To do this the firm has simplified the range of operating systems that it offers. If you wanted to purchase Windows XP, then you could choose from XP Home, Professional, Media Center Edition and 64-bit Edition – among others. Vista made the choice even harder with Starter, Home Basic, Home Premium, Business, Enterprise, Ultimate and then other 64 bit variants to choose from. Windows 7 similarly offered many different versions of what is arguable the same operating system – give or take a few features.

Microsoft Windows 8If you want to buy Windows 8, your choice is much simpler: Windows RT, Windows 8 and Windows 8 Pro. Microsoft believes that those three variations of Windows 8 are all the consumer will ever need, no matter what their device or needs. Windows 8 and its three variations will (Microsoft believes) cater for all uses of the operating system (e.g. educational use, entertainment use, business use, etc.) and all devices that you might want to use it on – i.e. tablets, smartphones, desktops and laptops.

Windows 8 is a bold move by Microsoft, and it appears to be working for them – at least at the moment. I get the perception that the industry is a little taken aback by the release.

Major Features

There is no-doubt in the fact that Windows 8 is a major change from the operating systems we are used to from Microsoft, but what are the most notable changes?

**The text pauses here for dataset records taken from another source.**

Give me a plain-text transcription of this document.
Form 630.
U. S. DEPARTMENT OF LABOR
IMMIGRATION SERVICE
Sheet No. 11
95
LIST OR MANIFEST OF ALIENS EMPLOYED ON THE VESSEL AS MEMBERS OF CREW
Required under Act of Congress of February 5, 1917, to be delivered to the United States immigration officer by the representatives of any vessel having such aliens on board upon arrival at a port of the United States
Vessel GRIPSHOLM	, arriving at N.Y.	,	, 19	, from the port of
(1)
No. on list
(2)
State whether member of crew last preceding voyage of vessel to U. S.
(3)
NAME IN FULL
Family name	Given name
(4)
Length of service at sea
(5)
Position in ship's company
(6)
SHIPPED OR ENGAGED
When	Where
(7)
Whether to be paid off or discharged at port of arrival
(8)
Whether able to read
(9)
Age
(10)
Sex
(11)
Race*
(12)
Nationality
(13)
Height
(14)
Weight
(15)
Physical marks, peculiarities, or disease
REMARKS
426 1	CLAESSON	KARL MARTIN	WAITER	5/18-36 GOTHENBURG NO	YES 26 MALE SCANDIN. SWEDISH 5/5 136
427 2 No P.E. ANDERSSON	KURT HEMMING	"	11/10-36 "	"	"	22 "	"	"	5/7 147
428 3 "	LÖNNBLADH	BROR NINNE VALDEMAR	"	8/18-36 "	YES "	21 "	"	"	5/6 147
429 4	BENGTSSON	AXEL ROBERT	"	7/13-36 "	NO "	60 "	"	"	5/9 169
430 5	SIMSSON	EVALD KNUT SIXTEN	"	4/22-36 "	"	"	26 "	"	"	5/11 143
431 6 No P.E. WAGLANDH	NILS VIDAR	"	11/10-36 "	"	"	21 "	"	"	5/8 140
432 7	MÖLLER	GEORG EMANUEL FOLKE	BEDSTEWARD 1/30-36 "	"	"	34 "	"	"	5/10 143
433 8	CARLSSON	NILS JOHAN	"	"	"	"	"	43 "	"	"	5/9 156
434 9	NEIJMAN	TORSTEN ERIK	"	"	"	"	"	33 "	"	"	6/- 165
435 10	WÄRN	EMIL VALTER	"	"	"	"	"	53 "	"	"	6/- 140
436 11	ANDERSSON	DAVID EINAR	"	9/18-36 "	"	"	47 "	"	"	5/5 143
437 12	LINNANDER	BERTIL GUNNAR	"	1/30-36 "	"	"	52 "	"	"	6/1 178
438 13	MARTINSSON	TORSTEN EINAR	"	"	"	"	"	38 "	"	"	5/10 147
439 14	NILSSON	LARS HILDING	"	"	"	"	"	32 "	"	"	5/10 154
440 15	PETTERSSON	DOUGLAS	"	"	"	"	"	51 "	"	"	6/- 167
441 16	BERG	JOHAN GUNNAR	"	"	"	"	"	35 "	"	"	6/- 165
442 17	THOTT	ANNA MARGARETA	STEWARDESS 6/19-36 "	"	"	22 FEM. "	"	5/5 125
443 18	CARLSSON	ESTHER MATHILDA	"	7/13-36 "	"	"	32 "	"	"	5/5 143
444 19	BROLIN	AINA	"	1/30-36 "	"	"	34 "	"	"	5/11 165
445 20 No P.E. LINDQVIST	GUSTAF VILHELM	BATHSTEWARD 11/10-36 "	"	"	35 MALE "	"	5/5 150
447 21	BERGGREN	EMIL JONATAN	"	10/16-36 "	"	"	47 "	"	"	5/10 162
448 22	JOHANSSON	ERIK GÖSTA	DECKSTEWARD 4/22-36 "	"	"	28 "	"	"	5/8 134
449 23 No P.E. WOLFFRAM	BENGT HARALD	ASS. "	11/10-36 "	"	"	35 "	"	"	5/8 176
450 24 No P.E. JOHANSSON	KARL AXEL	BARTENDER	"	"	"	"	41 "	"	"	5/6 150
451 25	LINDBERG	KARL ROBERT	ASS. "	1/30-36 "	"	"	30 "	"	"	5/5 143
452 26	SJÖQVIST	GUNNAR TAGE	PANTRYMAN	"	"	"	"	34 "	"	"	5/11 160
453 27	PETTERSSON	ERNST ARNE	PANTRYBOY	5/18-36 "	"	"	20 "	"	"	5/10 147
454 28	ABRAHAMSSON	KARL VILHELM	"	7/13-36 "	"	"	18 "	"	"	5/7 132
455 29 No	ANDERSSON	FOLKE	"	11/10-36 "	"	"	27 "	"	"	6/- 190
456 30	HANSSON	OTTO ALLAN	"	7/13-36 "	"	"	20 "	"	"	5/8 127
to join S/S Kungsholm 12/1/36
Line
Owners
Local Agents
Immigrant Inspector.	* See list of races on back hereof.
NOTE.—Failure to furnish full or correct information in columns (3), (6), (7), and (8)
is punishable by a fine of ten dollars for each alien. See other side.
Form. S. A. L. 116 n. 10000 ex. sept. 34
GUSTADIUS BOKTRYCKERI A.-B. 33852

  • No start button – for the first time since its introduction in 1995, Microsoft have decided to remove the iconic start button from the operating system. It is possible to get the button back if you want, but its not how the operating system is designed.
  • Touch-enabled – all three variations of Windows 8 are touch screen compatible. If your computer supports multitouch, then you will be able to control your PC via touch! All versions also support the conventional mouse and keyboard.
  • Cross device compatibility – Windows 8 can be run on tablets as well as laptops and desktops.
  • Tiles replace the desktop – no longer does the operating system revolve around the desktop, as it has done for so long, users now access software and applications via a start screen which is a series of ’tile’ style menus – similar to the way many smartphones operate. Windows Phone 8 and Xbox also run a similar tile welcome screen interface. The desktop is still there, just not the main focus.
Windows 8 tyle start screen
Windows 8 new tile style start screen

So, what do these changes mean to me and you? Well it would appear that there is a really big move towards more integrated, purpose built systems, or as they are starting to become known all in ones. This is mainly due to the touch screen capabilities that Windows 8 offers.

Devices which need fewer input devices (like mice and keyboards) and have inbuilt screens are really those best suited to Windows 8. If you want to see some examples, take a look at some of the all in ones from Ebuyer.

What are your thoughts on Windows 8? Do you like the idea of a more united Windows, or do you prefer your devices to work independently?